Ultimately, I think probably the best route forwards would be to make a show of repatriating all of our former IS fighters/sympathisers and then to put as many as possible on trial for treason in a very public way. Perhaps even consider implementing the death penalty or, at the very least, whole life tariffs.

That said, I do think the most likely outcome re: Begum is that she would be repatriated, would probably escape any harsh punishment (perhaps a handful of years in some relatively comfortable women's prison) and then would be a major cause celebre for certain sections of British political Islam. But that gets at something much, much deeper than this case - a genuine clash of civilizational outlooks which is likely to play out at many different levels over the course of rest of our lives. Multiculturalism/pluralism sometimes fails and this is an area where it is in serious trouble.
The death penalty for treason was abolished yonks ago you silly sausage.
 
Well obviously I reject your characterisation as a lack of meaningful rights, and I've already said that culture, esp minority culture, is learned at home and in communities rather than in schools. A lot has been made of the government's failure to stop people joining such groups in the first place and many communities now have deradicalisation/anti-radicalisation programs like Prevent, in Tower Hamlets, which probably already outline the potential consequences of joining proscribed groups and if they don't, they should.

We're not going to agree on this. You think that any difference in what you see as rights is bad. Full stop. I think they are inevitable in a multicultural society and should be managed according to the risks they present in reality. Dual citizenship carries vanishingly minor disadvantages. Among them are the inability to avail oneself of the consular assistance of one nation whilst in the other, and the acceptance that the Home Secretary (or equivalent) of one of those states may remove your status if your presence is deemed to be inconducive to the public good (to wit - the joining of terrorist organisations, thus far). However, the advantages of dual citizenship are often so substantial that people like bimble go to great lengths to procure it and completely disregard the downsides. Your objection is that some people won't know about their dual citizenship, so I say let's tell them. Let's make them aware of the advantages and disadvantages they have. Let's face it, given the publicity around Begum, I'd be very surprised if there are any Bangladeshis in the country who aren't now aware of this.
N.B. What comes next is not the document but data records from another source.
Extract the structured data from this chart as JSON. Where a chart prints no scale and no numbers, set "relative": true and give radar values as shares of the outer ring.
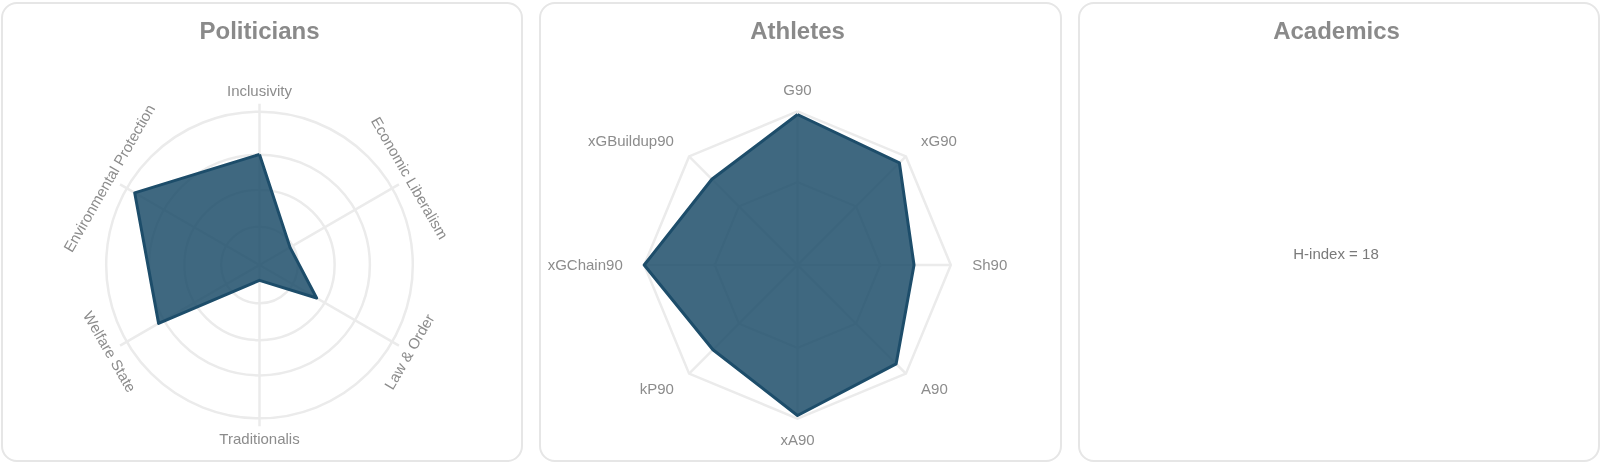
{
  "chart_data": [
    {
      "type": "radar",
      "title": "Politicians",
      "categories": [
        "Inclusivity",
        "Economic Liberalism",
        "Law & Order",
        "Traditionalis",
        "Welfare State",
        "Environmental Protection"
      ],
      "relative": true,
      "grid": true,
      "series": [
        {
          "color": "#1d4d6a",
          "values": [
            0.72,
            0.23,
            0.43,
            0.1,
            0.76,
            0.94
          ]
        }
      ]
    },
    {
      "type": "radar",
      "title": "Athletes",
      "categories": [
        "G90",
        "xG90",
        "Sh90",
        "A90",
        "xA90",
        "kP90",
        "xGChain90",
        "xGBuildup90"
      ],
      "relative": true,
      "grid": true,
      "series": [
        {
          "color": "#1d4d6a",
          "values": [
            0.98,
            0.94,
            0.76,
            0.91,
            0.98,
            0.78,
            1,
            0.79
          ]
        }
      ]
    },
    {
      "type": "other",
      "title": "Academics",
      "annotations": [
        "H-index = 18"
      ]
    }
  ]
}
Let's tell everyone else from all the other js nations like Ireland, Canada, Tunisia, Dominican Republic, Morocco, and many others to varying degrees. Give them and their parents the opportunity to decide which nationalities and rights they want to maintain.
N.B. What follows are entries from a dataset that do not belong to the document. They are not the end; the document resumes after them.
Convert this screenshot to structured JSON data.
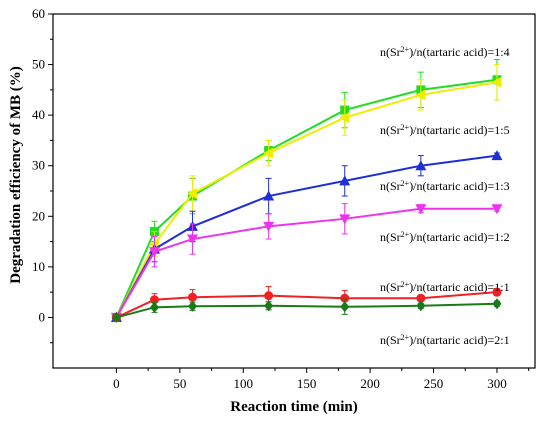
{
  "chart_data": {
    "type": "line",
    "xlabel": "Reaction time (min)",
    "ylabel": "Degradation efficiency of MB (%)",
    "xlim": [
      -50,
      330
    ],
    "ylim": [
      -10,
      60
    ],
    "xticks": [
      0,
      50,
      100,
      150,
      200,
      250,
      300
    ],
    "yticks": [
      0,
      10,
      20,
      30,
      40,
      50,
      60
    ],
    "grid": false,
    "x": [
      0,
      30,
      60,
      120,
      180,
      240,
      300
    ],
    "series": [
      {
        "name_prefix": "n(Sr",
        "name_sup": "2+",
        "name_suffix": ")/n(tartaric acid)=1:4",
        "color": "#22dd22",
        "marker": "square",
        "values": [
          0,
          17,
          24,
          33,
          41,
          45,
          47
        ],
        "errors": [
          0.5,
          2,
          3.5,
          2,
          3.5,
          3.5,
          4
        ]
      },
      {
        "name_prefix": "n(Sr",
        "name_sup": "2+",
        "name_suffix": ")/n(tartaric acid)=1:5",
        "color": "#eeee00",
        "marker": "triangle-left",
        "values": [
          0,
          14.5,
          24.5,
          32.5,
          39.5,
          44,
          46.5
        ],
        "errors": [
          0.5,
          2.5,
          3.5,
          2.5,
          3.5,
          3,
          3.5
        ]
      },
      {
        "name_prefix": "n(Sr",
        "name_sup": "2+",
        "name_suffix": ")/n(tartaric acid)=1:3",
        "color": "#1f2fd6",
        "marker": "triangle-up",
        "values": [
          0,
          13.5,
          18,
          24,
          27,
          30,
          32
        ],
        "errors": [
          0.5,
          2.5,
          3,
          3.5,
          3,
          2,
          0.5
        ]
      },
      {
        "name_prefix": "n(Sr",
        "name_sup": "2+",
        "name_suffix": ")/n(tartaric acid)=1:2",
        "color": "#ee33ee",
        "marker": "triangle-down",
        "values": [
          0,
          13,
          15.5,
          18,
          19.5,
          21.5,
          21.5
        ],
        "errors": [
          0.5,
          3,
          3,
          2.5,
          3,
          0.8,
          0.5
        ]
      },
      {
        "name_prefix": "n(Sr",
        "name_sup": "2+",
        "name_suffix": ")/n(tartaric acid)=1:1",
        "color": "#ee2222",
        "marker": "circle",
        "values": [
          0,
          3.5,
          4,
          4.3,
          3.8,
          3.8,
          5
        ],
        "errors": [
          0.5,
          1.2,
          1.5,
          1.8,
          1.5,
          0.5,
          0.7
        ]
      },
      {
        "name_prefix": "n(Sr",
        "name_sup": "2+",
        "name_suffix": ")/n(tartaric acid)=2:1",
        "color": "#1a7a1a",
        "marker": "diamond",
        "values": [
          0,
          2,
          2.2,
          2.3,
          2.1,
          2.3,
          2.7
        ],
        "errors": [
          0.5,
          1,
          0.8,
          0.8,
          1.5,
          0.5,
          0.5
        ]
      }
    ]
  }
}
Not sure that personalising it this way is very helpful, especially since, if I remember correctly, you've fairly recently acquired dual nationality/citizenship yourself.

On the general point, I agree that dual nationality/citizenship is mostly an advantage rather than a disadvantage, and if individuals are concerned that holding it might put them at a disadvantage, they're mostly able to renounce it.

None of that really applies to the case this thread is ostensibly about though.
 
The death penalty for treason was abolished yonks ago you silly sausage.

No reason that you can't bring it back in - there will be issues of retrospectivity with any existing cases but you would just apply it prospectively, hoping never to have to use it.
 
yuck.
But there's no evidence anywhere that she murdered anyone, is there?
no.
If they're really desperate, come the next election (which is going to be a monstrosity of 'culture war' shit anyway because they have nothing else left) i really wouldn't be surprised to see 'bring back the death penalty' floated as a talking point.